The determination of reliable, practical Quality Indicators (QIs) from presentation of the patient with a pathology request form through to the clinician receiving the report (the Total Testing Process or TTP) is a key step in identifying areas where improvement is necessary in laboratories.

Methods:

The Australasian QIs programme Key Incident Monitoring and Management System (KIMMS) began in 2008. It records incidents (process defects) and episodes (occasions at which incidents may occur) to calculate incident rates. KIMMS also uses the Failure Mode Effects Analysis (FMEA) to assign quantified risk to each incident type. The system defines risk as incident frequency multiplied by both a harm rating (on a 1–10 scale) and detection difficulty score (also a 1–10 scale).

Results:

Between 2008 and 2016, laboratories participating rose from 22 to 69. Episodes rose from 13.2 to 43.4 million; incidents rose from 114,082 to 756,432. We attribute the rise in incident rate from 0.86% to 1.75% to increased monitoring. Haemolysis shows the highest incidence (22.6% of total incidents) and the highest risk (26.68% of total risk). “Sample is suspected to be from the wrong patient” has the second lowest frequency, but receives the highest harm rating (10/10) and detection difficulty score (10/10), so it is calculated to be the 8th highest risk (2.92%).

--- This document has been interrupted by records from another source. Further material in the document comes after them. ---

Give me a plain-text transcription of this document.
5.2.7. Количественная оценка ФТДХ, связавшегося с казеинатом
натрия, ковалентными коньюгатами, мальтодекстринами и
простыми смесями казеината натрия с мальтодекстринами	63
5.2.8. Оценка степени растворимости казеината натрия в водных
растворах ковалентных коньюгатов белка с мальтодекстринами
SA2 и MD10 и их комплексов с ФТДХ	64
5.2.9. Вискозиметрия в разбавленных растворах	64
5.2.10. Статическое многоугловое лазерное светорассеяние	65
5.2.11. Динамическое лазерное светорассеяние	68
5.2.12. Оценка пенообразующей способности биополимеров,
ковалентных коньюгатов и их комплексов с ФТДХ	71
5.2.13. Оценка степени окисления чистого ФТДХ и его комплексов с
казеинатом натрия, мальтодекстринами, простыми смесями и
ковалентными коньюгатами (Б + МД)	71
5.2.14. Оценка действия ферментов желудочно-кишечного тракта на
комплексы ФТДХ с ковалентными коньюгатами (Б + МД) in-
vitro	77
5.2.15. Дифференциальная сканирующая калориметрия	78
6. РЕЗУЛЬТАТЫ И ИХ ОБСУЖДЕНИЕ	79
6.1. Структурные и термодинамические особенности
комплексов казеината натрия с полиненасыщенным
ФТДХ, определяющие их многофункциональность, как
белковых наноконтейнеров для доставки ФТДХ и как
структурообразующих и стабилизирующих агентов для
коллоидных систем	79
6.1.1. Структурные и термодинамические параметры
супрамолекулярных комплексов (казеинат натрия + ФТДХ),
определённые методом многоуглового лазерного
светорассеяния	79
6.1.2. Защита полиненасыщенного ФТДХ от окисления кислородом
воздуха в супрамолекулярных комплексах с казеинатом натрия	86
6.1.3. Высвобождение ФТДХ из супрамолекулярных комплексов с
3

Similarly, retracted (incorrect) reports QI has the 10th highest frequency (3.9%) but the harm/difficulty calculation confers the second highest risk (11.17%).

Conclusions:

TTP incident rates are generally low (less than 2% of observed episodes), however, incident risks, their frequencies multiplied by both ratings of harm and discovery difficulty scores, concentrate improvement attention and resources on the monitored incident types most important to manage.

  1. Author contributions: All the authors have accepted responsibility for the entire content of this submitted manuscript and approved submission.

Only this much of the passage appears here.